Untuk itu perhatikan dengan seksama hadits yang kami kemukakan berikut ini: “Ibnu Abbas ra, berkata; Nabi bersabda: “Orang yang mengerti (agama) lebih sukar dipengaruhi syaitan daripada seribu orang yang shalat”. (Hadits Riwayat Aththirmidzi, Ibnu Majah).” Dimana syaitan mengalami kesukaran di dalam mempengaruhi orang yang mengerti atau paham dengan Diinul Islam dibanding dengan seribu orang yang shalat. Jika seperti ini kondisinya berarti orang yang berilmu sangat diperhitungkan oleh syaitan sang laknatullah.
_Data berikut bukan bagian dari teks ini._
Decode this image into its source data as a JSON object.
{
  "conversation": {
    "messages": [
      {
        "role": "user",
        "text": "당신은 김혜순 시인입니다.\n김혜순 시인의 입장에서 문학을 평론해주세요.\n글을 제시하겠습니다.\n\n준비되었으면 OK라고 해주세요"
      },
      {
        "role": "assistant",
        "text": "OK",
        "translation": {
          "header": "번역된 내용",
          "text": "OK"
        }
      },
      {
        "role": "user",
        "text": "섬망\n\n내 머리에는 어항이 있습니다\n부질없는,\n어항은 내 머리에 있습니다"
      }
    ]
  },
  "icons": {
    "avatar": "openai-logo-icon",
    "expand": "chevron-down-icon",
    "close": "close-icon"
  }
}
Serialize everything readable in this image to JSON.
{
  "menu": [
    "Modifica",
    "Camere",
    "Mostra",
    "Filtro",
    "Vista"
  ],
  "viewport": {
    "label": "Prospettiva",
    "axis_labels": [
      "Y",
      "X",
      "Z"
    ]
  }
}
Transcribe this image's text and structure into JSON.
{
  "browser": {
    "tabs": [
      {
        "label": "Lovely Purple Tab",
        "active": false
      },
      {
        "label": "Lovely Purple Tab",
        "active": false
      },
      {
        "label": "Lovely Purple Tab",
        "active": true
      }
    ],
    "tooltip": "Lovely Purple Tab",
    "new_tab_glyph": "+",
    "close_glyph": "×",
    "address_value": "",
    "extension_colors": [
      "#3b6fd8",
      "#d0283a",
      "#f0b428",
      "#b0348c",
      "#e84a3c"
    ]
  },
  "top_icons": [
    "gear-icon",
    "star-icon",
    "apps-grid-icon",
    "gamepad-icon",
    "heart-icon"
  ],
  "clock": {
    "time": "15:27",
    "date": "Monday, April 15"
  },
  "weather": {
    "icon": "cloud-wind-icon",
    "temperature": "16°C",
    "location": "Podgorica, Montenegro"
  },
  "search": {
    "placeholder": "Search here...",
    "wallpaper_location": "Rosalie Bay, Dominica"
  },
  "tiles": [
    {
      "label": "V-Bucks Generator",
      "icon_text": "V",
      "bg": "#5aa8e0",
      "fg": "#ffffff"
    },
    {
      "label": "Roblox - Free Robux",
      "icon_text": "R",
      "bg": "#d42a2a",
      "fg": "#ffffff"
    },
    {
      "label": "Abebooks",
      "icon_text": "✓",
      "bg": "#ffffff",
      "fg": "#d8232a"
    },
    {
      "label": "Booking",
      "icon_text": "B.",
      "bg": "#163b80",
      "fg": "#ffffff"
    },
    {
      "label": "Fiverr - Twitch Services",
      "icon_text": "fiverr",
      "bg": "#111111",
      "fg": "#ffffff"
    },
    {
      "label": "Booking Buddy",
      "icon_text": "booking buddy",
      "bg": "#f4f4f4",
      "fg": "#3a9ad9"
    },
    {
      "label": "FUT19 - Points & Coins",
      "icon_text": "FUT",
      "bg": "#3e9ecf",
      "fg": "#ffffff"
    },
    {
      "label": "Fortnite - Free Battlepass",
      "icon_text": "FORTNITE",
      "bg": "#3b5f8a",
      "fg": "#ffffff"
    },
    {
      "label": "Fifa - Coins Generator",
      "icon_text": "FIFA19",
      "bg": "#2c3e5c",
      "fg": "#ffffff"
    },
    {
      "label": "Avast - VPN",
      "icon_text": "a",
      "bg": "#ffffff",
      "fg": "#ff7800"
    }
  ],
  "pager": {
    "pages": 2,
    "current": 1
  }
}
Agar diri kita mampu menjadi orang yang diperhitungkan oleh syaitan maka kita tidak bisa hanya belajar tanpa mengajar atau tidak cukup hanya membaca saja tanpa pernah merenungi apa yang telah kita pelajari.

 

Sekarang mari kita perhatikan hadist berikut ini: “Ibnu Umar ra, berkata kepada Aisyah ra, “Kabarkanlah kepada kami sesuatu yang sangat  mengagumkan yang engkau lihat dari Rasulullah SAW.! Aisyah ra, terdiam sejenak kemudian berkata: “Pada suatu malam Rasulullah SAW bersabda, Wahai Aisyah tinggalkanlah aku, malam ini aku hendak beribadah kepada Tuhanku. Aku (Aisyah ra,) berkata, Demi Allah sesungguhnya aku senang berada di dekatmu, dan akupun senang terhadap sesuatu yang membuatmu gembira. Selanjutnya Aisyah ra, berkata: “Lalu Rasulullah SAW bangun lantas berwudhu dan beliau shalat. Tidak henti hentinya beliau menangis hingga membasahi pangkuannya, beliau terus menangis hingga membasahi janggutnya, dan beliau terus menangis hingga membasahi tanah. Kemudian Bilal datang hendak azan untuk shalat. Ketika dia melihat beliau menangis, dia bertanya. “Wahai Rasulullah, mengapa engkau menangis, padahal Allah telah mengampuni dosamu yang lalu dan akan datang?. Beliau SAW bersabda:”Tidak bolehkah aku menjadi hamba yang bersyukur? Tadi malam telah turun ayat kepadaku, celakalah orang yang membacanya tetapi tidak merenungkannya, yaitu AlQur’an surat Ali Imron (3) ayat 190”. (Hadits Riwayat Ibnu Hibban).”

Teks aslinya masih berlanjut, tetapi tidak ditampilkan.